A mix of talented playwrights indulged Berry's request to write short character moments inspired by songs. Each song presents us with a new character. Each character is explored further through monologue. In Lydia, by Katherine Catmull, the Bard recites sonnets to his love. Although Lydia is impressed, her deeper yearning rests in the Lerner and Loewe song "Show Me," as in "Show me you love me without words. Use your body, baby." Berry's grasp of comedic facial and physical expression is superb. In addition, the playwrights tend to have wicked humor. In Patricia Decker's Carmen, revenge is the desire, using the Amy Rigby song "Keep It to Yourself." Berry takes the microphone and presents herself as the lonely singer in a smoky bar, sweetly suggesting how to murder and betray her ex-lover. John Walch's Gretchen is more psychoanalytic, using a bread box to represent the mind. Gretchen is unwilling to trust a compliment, such as "Too Marvelous for Words," by Johnny Mercer. She hammers at the box to stop the negative playback of words burned into her self-perception. This forceful persistence is what causes her to have a concussion. An even darker yet subtler story is told in Cyndi Williams' Annette. Berry sings "Sons of" by Jacques Brel while hanging children's clothes up to dry. She uses lifeless pants as puppets, dancing them across the stage, suggesting the body that could have been wearing them is no longer alive. This is a touching moment orbiting around loss and grief.

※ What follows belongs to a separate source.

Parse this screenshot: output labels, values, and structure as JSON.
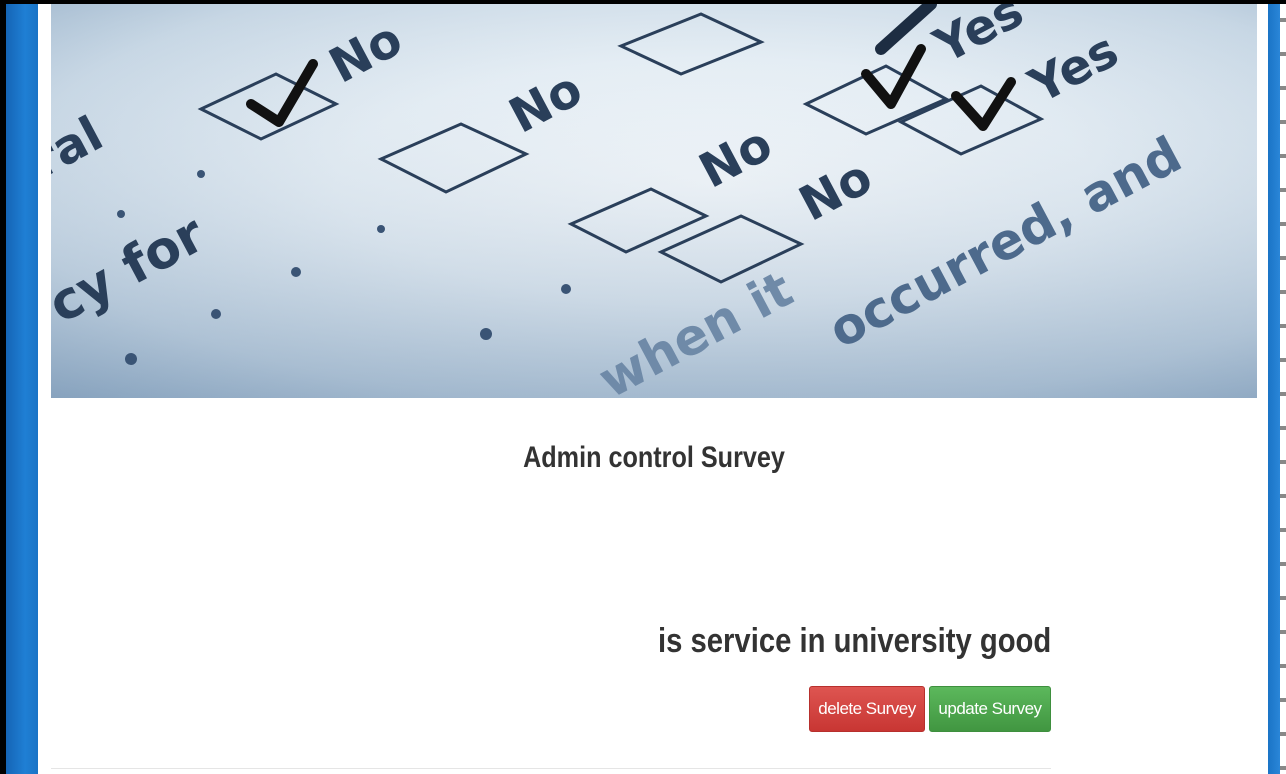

The bond in this show is Adele, an experienced stage actress who now works as a janitor at the theatre. She pours bleach into a spray bottle, ominously describing the insect and bacteria genocide about to occur. Her body is hunched over as if having swept too many hard-to-reach spots, her voice wavers indicating age and use, but Adele's character is formidable. She has the secrets we all want to hear. It doesn't matter if they are lies.
If we live in a time of schizophrenia, fragmented souls, and lost dreams, Spin assures us that this is all normal. Characters are everyday, everywhere. Playwrights understand this, and Catherine Berry emulates this. Theatre and its narcissistic nature are forgivable when characters and performers are not only sympathetic but very entertaining.